Amazing Rolle takes focus off bad guys in sports
Posted: Tuesday, January 13, 2009 4:15 PM
As soon as I heard the story about Myron Rolle passing up the NFL for one year to pursue a Rhodes Scholarship, I swear I could hear a background chorus: “Why can’t more athletes be like Myron?”
You may just as well ask: "Why can’t everyone be like him?" In either case, the answer is simple: If everybody were like Rolle, he wouldn’t be special. He’d be just like everybody else and therefore as ordinary as grass on a prairie. Guys like him have to be rare. Otherwise, we wouldn’t appreciate him.
And let’s do just that. Let’s celebrate Myron Rolle, who graduated in pre-med at Florida State in 2½ years while playing football at the highest possible level. He had a choice of going into the NFL draft this year or to Oxford University. He made the only decision one would expect of such an extraordinary person. He passed up the money for a year and picked Oxford.
What I appreciate most about Rolle is that he’s jerked our focus off the bad guys in sports.
Let’s face it. We’re obsessed by bad behavior. We lap it up in the tabloids, talk about it with our friends and take perverse delight in concluding that sports are populated by criminals, philanderers, cheaters, drunks, druggies, sex addicts and bad tippers.
They’re rich. They’re spoiled. They have a sense of entitlement. They think they’re above the law. They’re disgusting, evil, semi-literate, self-absorbed, rotten, disgusting human beings.
Well, it’s now obvious that at least one person isn’t any of those things. And if you pull your head out of the gutter for a moment, you’d realize that the irretrievably depraved among our athletic heroes are about as rare as Rolle on the other end of the spectrum.
And if you’d take another moment, you should accept that most athletes are like most of any group. They’re average folks – decent, hard-working, reasonably polite. You don’t read about those people very often because they’re so common. You wouldn’t expect the local newspaper to run a front-page story on your neighbor down the street who goes to work every day, loves his wife and kids, belongs to a club or two, and never gets arrested. You don’t read those stories about athletes, either.
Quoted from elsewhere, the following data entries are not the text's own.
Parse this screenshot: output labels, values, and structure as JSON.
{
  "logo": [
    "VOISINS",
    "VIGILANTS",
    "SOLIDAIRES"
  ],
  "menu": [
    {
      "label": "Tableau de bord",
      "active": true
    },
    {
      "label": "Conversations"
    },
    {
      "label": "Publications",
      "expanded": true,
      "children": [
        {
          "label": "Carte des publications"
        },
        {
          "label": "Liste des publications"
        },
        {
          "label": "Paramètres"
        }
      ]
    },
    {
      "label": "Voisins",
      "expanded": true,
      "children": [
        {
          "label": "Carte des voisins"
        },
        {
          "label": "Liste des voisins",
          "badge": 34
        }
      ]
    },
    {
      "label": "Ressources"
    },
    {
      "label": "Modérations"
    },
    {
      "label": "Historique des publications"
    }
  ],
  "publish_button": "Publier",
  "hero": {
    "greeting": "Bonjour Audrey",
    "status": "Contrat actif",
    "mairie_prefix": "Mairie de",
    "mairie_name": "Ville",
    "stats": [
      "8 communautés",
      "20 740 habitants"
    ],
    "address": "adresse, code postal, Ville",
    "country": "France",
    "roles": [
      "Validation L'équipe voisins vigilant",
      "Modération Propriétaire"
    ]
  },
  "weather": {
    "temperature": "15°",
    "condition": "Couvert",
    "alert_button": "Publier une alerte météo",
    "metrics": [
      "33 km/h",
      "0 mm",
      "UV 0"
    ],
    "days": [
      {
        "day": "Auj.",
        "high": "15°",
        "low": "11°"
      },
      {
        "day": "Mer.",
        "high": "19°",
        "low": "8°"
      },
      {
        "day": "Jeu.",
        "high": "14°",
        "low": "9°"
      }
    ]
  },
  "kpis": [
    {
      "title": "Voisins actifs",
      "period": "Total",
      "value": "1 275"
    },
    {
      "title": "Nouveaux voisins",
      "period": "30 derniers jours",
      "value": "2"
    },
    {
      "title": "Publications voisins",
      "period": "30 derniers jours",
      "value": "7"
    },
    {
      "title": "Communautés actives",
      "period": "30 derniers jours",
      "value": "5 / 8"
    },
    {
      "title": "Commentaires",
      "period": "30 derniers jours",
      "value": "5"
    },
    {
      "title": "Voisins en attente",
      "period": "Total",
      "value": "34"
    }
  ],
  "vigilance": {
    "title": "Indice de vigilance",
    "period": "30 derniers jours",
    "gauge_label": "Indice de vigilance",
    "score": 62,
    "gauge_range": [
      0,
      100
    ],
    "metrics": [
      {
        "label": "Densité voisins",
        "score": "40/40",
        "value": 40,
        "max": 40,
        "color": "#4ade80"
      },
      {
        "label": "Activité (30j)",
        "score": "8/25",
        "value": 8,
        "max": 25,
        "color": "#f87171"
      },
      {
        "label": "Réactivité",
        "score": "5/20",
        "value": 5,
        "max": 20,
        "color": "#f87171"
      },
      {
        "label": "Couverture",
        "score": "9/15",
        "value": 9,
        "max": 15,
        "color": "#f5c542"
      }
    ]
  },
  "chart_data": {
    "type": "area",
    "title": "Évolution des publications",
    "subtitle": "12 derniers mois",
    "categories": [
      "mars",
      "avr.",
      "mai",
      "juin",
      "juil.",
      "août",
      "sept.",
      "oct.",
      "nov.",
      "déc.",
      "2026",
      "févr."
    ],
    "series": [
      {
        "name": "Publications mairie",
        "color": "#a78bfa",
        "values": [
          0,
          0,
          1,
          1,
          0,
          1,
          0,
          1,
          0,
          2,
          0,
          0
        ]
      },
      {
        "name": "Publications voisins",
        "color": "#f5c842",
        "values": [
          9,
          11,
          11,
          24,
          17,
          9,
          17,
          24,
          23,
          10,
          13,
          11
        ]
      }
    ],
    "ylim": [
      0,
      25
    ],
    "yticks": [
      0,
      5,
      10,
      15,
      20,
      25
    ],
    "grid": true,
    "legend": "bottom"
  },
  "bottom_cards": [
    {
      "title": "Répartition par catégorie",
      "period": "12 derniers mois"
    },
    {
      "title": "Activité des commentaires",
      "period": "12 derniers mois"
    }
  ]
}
“News” is by definition that which is new or different or out of the ordinary. In sports, that’s the people who get in fights, shoot themselves in the leg, have kennels of fighting dogs – you know who they are. They’re the ones we read about not because they’re the rule in sports, but because they’re the exceptions.
Most people I’ve met in locker rooms are good people. They may have a slightly bigger ego than most of us – but they have a right to that. But on the whole, you wouldn’t mind having any of them as a neighbor.
We should all know that intuitively, but we keep saying that all athletes are rotten when the truth is that only a few of them meet that description. Even some of those we love to revile – think Terrell Owens here – have never gotten into trouble with the law and haven’t done anything that would label them as bad guys in the real world.
I wouldn’t have spent 25 years covering sports if I didn’t like the people I was writing about. I’d have to be even crazier than some people think I am – and that’s lock-him-up-in-a-padded-room crazy – to have spent so many years hanging around disgusting people. You wouldn’t watch sports if the athletes were all as bad as you say they are. You can’t get enjoyment out of watching people you hate. If you do, you’re the crazy one, not me.
Rolle is the best of the best. He’s a great football player, a better scholar, and from all reports a terrific human being who doesn’t push his beliefs or agendas on anyone. His long-term goal is to open a medical clinic in the Bahamas. I’ve no doubt he’ll do that.
Appreciate this rare human being who comes along so rarely. He’s the best of the good guys, but he’s hardly the only good guy in sports. My experience is the good guys vastly outnumber the really bad ones. They’re common – and anonymous. Just don’t let them be forgotten.